Mas, talvez devido a falta de noção de pompa e circunstância, não poupa a elite local: […] “Os habitantes desta Capitania são ricos e não ambicionam senão o aumento dessa riqueza. Tal fortuna, entretanto, pouco contribui para o conforto de suas existências; nutrem-se mal e não conhecem diversões. Os momentos de lazer são dedicados ao jogo ou as intriguinhas de aldeia. Na maior parte são ignorantes e sem educação; como não recebem nenhuma instrução moral e honra agem sempre de má fé em seus negócios”. (SAINT-HILAIRE, 1974).

Como pode reparar, a pompa, elite ou não, dos rio-grandenses, estava na prataria que adornavam peças de montaria, arreios, esporas, etc.

Legado

Aristocrata, Saint-Hilaire era seguidor de uma ideologia que preconizava uma hierarquia de raças, que seria utilizada ao longo do século XIX na política colonial européia, legitimando, em nome de uma “missão civilizatória”, a ocupação de terras na África, na Ásia, em detrimento das populações autóctones, assim como ocorreu na América.

Seu livro, hoje, devido as considerações preconceituosas – sobre índios, negros, mestiços, americanos em geral – pode ser considerado como racista.

Também seria taxado de machista pelas considerações que faz sobre as mulheres e até misógino, caso das índias.
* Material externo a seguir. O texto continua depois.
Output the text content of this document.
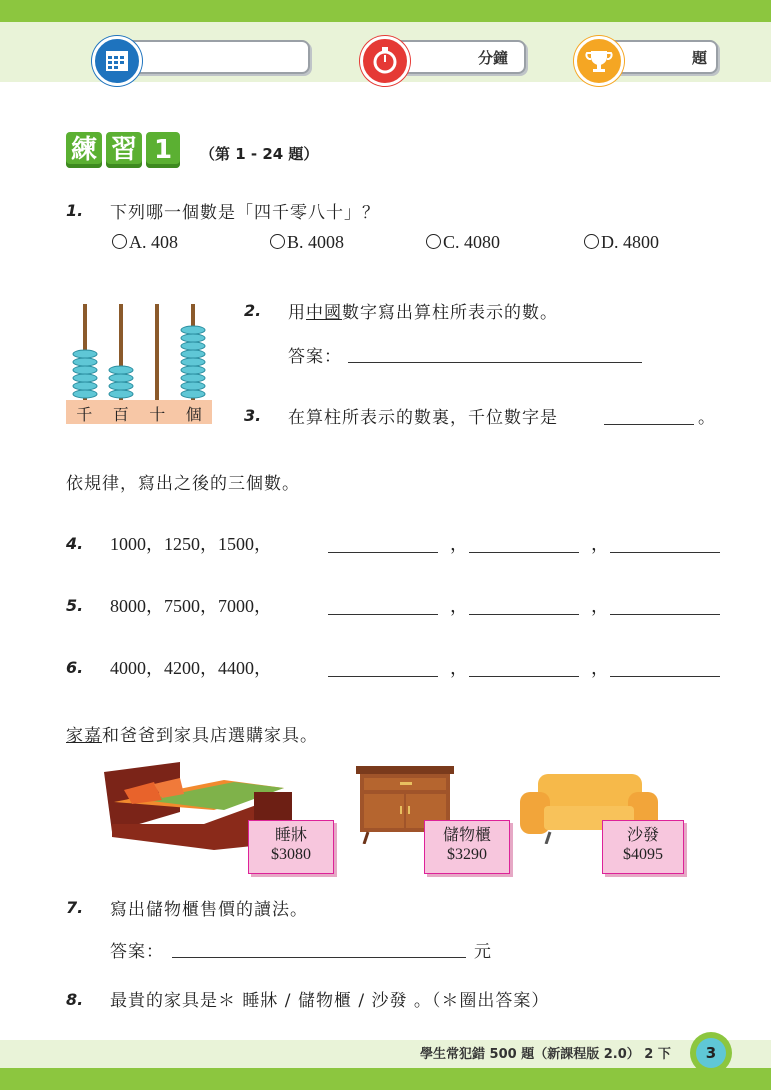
分鐘	題
練 習 1	（第 1 - 24 題）
1. 下列哪一個數是「四千零八十」？
A. 408	B. 4008	C. 4080	D. 4800
千 百 十 個
2. 用中國數字寫出算柱所表示的數。
答案：
3. 在算柱所表示的數裏，千位數字是	。
依規律，寫出之後的三個數。
4. 1000，1250，1500，	，	，
5. 8000，7500，7000，	，	，
6. 4000，4200，4400，	，	，
家嘉和爸爸到家具店選購家具。
睡牀
$3080
儲物櫃
$3290
沙發
$4095
7. 寫出儲物櫃售價的讀法。
答案：	元
8. 最貴的家具是＊ 睡牀 / 儲物櫃 / 沙發 。（＊圈出答案）
學生常犯錯 500 題（新課程版 2.0） 2 下	3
Enfim, um diário cheio de declarações politicamente incorretas, destinado ao índex dos bem pensantes, e o autor no rol dos não frequentáveis.

Também se deve considerar que o diário sobre a viagem ao Rio Grande do Sul foi publicado postumamente. Ou seja, ele teve mais de 30 anos para rever, acrescentar, cortar, ou alterar seus escritos. Parece que não fez nada disso. Ou seja, não abdicou de nenhum dos seus preconceitos.

Porém, restringido aos valores e preconceitos do seu tempo, e na forma como descreveu a sua viagem, misturando observações de cunho científico a confissões de ordem pessoal, Viagem ao Rio Grande do Sul, fora os diversos aportes históricos de dados sociais, culturais e econômicos já citados, mostra um universo em transição, de fronteiras não delineadas, de conflitos de interesses, onde se digladiam brancos, portugueses, ou de origem, espanhóis, ou de origem, índios, negros, e mestiços, representados pelos “bárbaros” gaúchos, lutando por espaços ou liberdade.

Um farto material para pesquisas de caráter histórico e científico, e também para ficcionistas diante de um contexto onde, se havia muita miséria, também havia muita aventura, e homens que se nutriam somente de carne, muitas vezes sem sal. Saint-Hilaire, como previra, talvez tenha sentido muita saudade (nostalgie) desses “desertos”, como eram denominadas as regiões onde não havia cristãos.